Bazen kendini komedi filmi sanan bir dram filminin içinde yaşıyormuşum gibi geliyor. Etrafımdaki zaman sürekli akıp gidiyor ama içimde hiçbir şey kıpırdamıyor sanki. Belki de bu yüzden zaman, içimdeki hiçbir şeyi iyileştirmiyor. Ve belki de bu yüzden şu yukarıdaki cümlenin ardından koca bir kahkaha efekti gelecekmiş gibi hissediyorum. 
Ve dahası her şeyi kolayca elde etmeye o kadar alışmışım ki bazen bir şeyler için çaba göstermeye başlamak bile haftalarımı alabiliyor...

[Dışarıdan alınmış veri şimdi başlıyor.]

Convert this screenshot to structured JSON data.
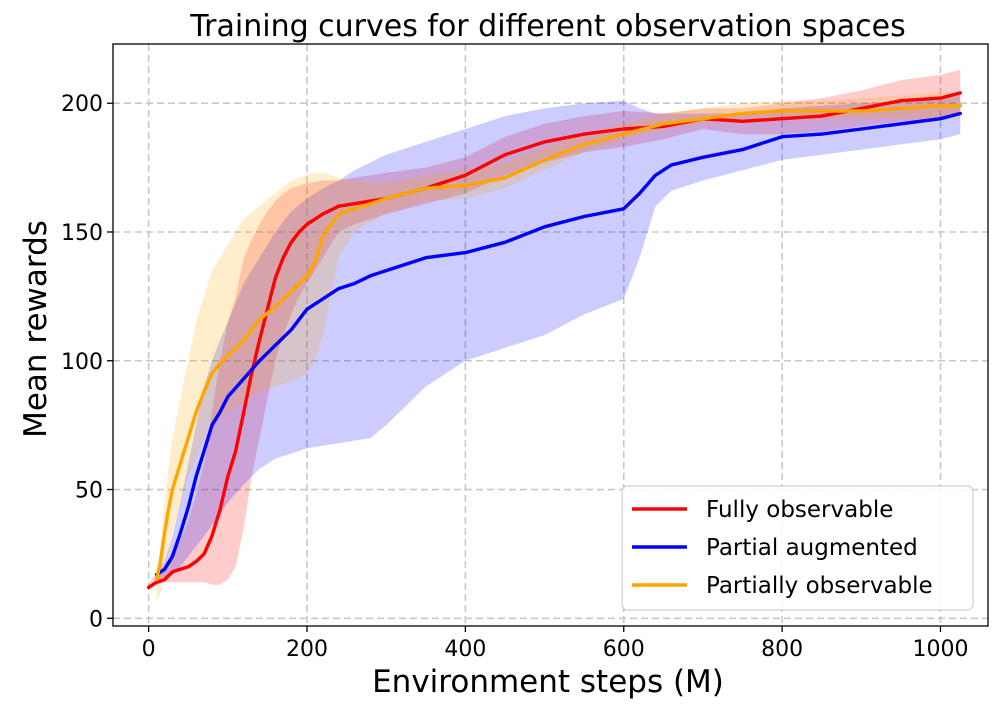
{
  "chart_data": {
    "type": "line",
    "title": "Training curves for different observation spaces",
    "xlabel": "Environment steps (M)",
    "ylabel": "Mean rewards",
    "xlim": [
      -45,
      1060
    ],
    "ylim": [
      -3,
      223
    ],
    "xticks": [
      0,
      200,
      400,
      600,
      800,
      1000
    ],
    "yticks": [
      0,
      50,
      100,
      150,
      200
    ],
    "grid": true,
    "legend_position": "bottom-right",
    "series": [
      {
        "name": "Fully observable",
        "color": "#ff0000",
        "band_color": "#ff0000",
        "band_opacity": 0.2,
        "x": [
          0,
          10,
          20,
          30,
          40,
          50,
          60,
          70,
          80,
          90,
          100,
          110,
          120,
          130,
          140,
          150,
          160,
          170,
          180,
          190,
          200,
          220,
          240,
          260,
          280,
          300,
          350,
          400,
          450,
          500,
          550,
          600,
          650,
          700,
          750,
          800,
          850,
          900,
          950,
          1000,
          1025
        ],
        "y": [
          12,
          14,
          15,
          18,
          19,
          20,
          22,
          25,
          32,
          42,
          55,
          65,
          80,
          95,
          108,
          120,
          132,
          140,
          146,
          150,
          153,
          157,
          160,
          161,
          162,
          163,
          167,
          172,
          180,
          185,
          188,
          190,
          191,
          194,
          193,
          194,
          195,
          198,
          201,
          202,
          204
        ],
        "lower": [
          11,
          13,
          14,
          14,
          14,
          14,
          14,
          14,
          13,
          13,
          15,
          20,
          35,
          55,
          70,
          85,
          100,
          110,
          118,
          125,
          130,
          140,
          150,
          153,
          155,
          157,
          161,
          165,
          172,
          177,
          181,
          183,
          186,
          190,
          188,
          188,
          189,
          191,
          193,
          194,
          196
        ],
        "upper": [
          14,
          17,
          20,
          26,
          30,
          38,
          48,
          60,
          80,
          100,
          115,
          125,
          140,
          147,
          153,
          158,
          162,
          165,
          167,
          168,
          169,
          170,
          170,
          171,
          172,
          173,
          175,
          179,
          187,
          192,
          195,
          197,
          196,
          198,
          198,
          200,
          202,
          205,
          209,
          211,
          213
        ]
      },
      {
        "name": "Partial augmented",
        "color": "#0000ff",
        "band_color": "#0000ff",
        "band_opacity": 0.2,
        "x": [
          10,
          20,
          30,
          40,
          50,
          60,
          70,
          80,
          90,
          100,
          120,
          140,
          160,
          180,
          200,
          220,
          240,
          260,
          280,
          300,
          350,
          400,
          450,
          500,
          550,
          600,
          620,
          640,
          660,
          700,
          750,
          800,
          850,
          900,
          950,
          1000,
          1025
        ],
        "y": [
          17,
          19,
          24,
          33,
          43,
          55,
          65,
          75,
          80,
          86,
          93,
          100,
          106,
          112,
          120,
          124,
          128,
          130,
          133,
          135,
          140,
          142,
          146,
          152,
          156,
          159,
          165,
          172,
          176,
          179,
          182,
          187,
          188,
          190,
          192,
          194,
          196
        ],
        "lower": [
          15,
          16,
          17,
          20,
          24,
          28,
          32,
          36,
          40,
          45,
          52,
          58,
          62,
          64,
          66,
          67,
          68,
          69,
          70,
          75,
          90,
          100,
          105,
          110,
          118,
          124,
          140,
          160,
          166,
          170,
          174,
          178,
          180,
          182,
          184,
          186,
          188
        ],
        "upper": [
          19,
          22,
          32,
          45,
          60,
          75,
          90,
          100,
          108,
          115,
          130,
          140,
          150,
          158,
          163,
          167,
          170,
          174,
          177,
          180,
          185,
          190,
          195,
          198,
          200,
          201,
          198,
          196,
          196,
          196,
          196,
          198,
          199,
          200,
          201,
          202,
          203
        ]
      },
      {
        "name": "Partially observable",
        "color": "#ffa500",
        "band_color": "#ffa500",
        "band_opacity": 0.2,
        "x": [
          10,
          15,
          20,
          25,
          30,
          40,
          50,
          60,
          70,
          80,
          90,
          100,
          120,
          140,
          160,
          180,
          200,
          210,
          220,
          230,
          240,
          260,
          280,
          300,
          350,
          400,
          450,
          500,
          550,
          600,
          650,
          700,
          750,
          800,
          850,
          900,
          950,
          1000,
          1025
        ],
        "y": [
          15,
          22,
          33,
          42,
          50,
          60,
          70,
          80,
          88,
          95,
          99,
          102,
          108,
          116,
          121,
          127,
          133,
          138,
          148,
          153,
          157,
          159,
          161,
          163,
          167,
          168,
          171,
          178,
          184,
          188,
          192,
          194,
          196,
          197,
          197,
          197,
          198,
          199,
          199
        ],
        "lower": [
          6,
          10,
          18,
          26,
          34,
          44,
          55,
          62,
          70,
          75,
          78,
          80,
          84,
          88,
          90,
          92,
          95,
          100,
          110,
          125,
          140,
          150,
          154,
          157,
          162,
          163,
          167,
          174,
          181,
          186,
          190,
          192,
          194,
          194,
          194,
          194,
          194,
          194,
          194
        ],
        "upper": [
          18,
          28,
          45,
          58,
          70,
          85,
          100,
          115,
          125,
          135,
          140,
          145,
          155,
          160,
          165,
          170,
          172,
          173,
          173,
          172,
          171,
          170,
          169,
          169,
          172,
          174,
          177,
          183,
          188,
          192,
          196,
          198,
          200,
          201,
          201,
          202,
          203,
          204,
          204
        ]
      }
    ]
  }
}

"Hiç katılmıyorum. Not at all! Hakkımda söylenenlere katılmıyorum. Bunu rahatlıkla söyleyebilirim size. Tuna beni gözünde büyütüyor. Yalnız o mu? Çocukluğumdan beri çevremdeki insanların büyük bir bölümü bunu bana hep yapıyorlar. Belki de sorun bendedir? Ben, belki de insanlara "mükemmel bir imge" vermek yanlışıyla doğmuşumdur. İnsanlar beni çok güçlü, çok akıllı, zeki ve başarılı bulur daima. Böyle damgalanmış birinin yanlış yapmak ve/ya zayıf olmak hakkını da elinden aldıklarını asla düşünmezler ama... En sevdiklerim bile bir hata yaptığımda şaşırır, zayıflıklarımla tanışınca bunalır, telaşa kapılırlar. Tüm bildiklerim arasında benimle başa çıkabilen yalnızca iki kişi olmuştur.Albenili ve hoş bir kız olduğum söylenir durur hep. Hâlâ neremin albenili olduğunu da anlamış değilim. Ne annemin baş döndürücü zerafeti, ne Meriç'in kalemle çizilmiş güzelliği, ne Bürkan'ın seksi kadınlığı... Bende hiçbiri yok. Erkeklerin beni çekici bulmalarının nedeni bir bilinmezlik benim için. Şimdi tutup da dış görünüşümü beğenmediğimi söylesem kimse inanmaz bana.Söylemiyorum."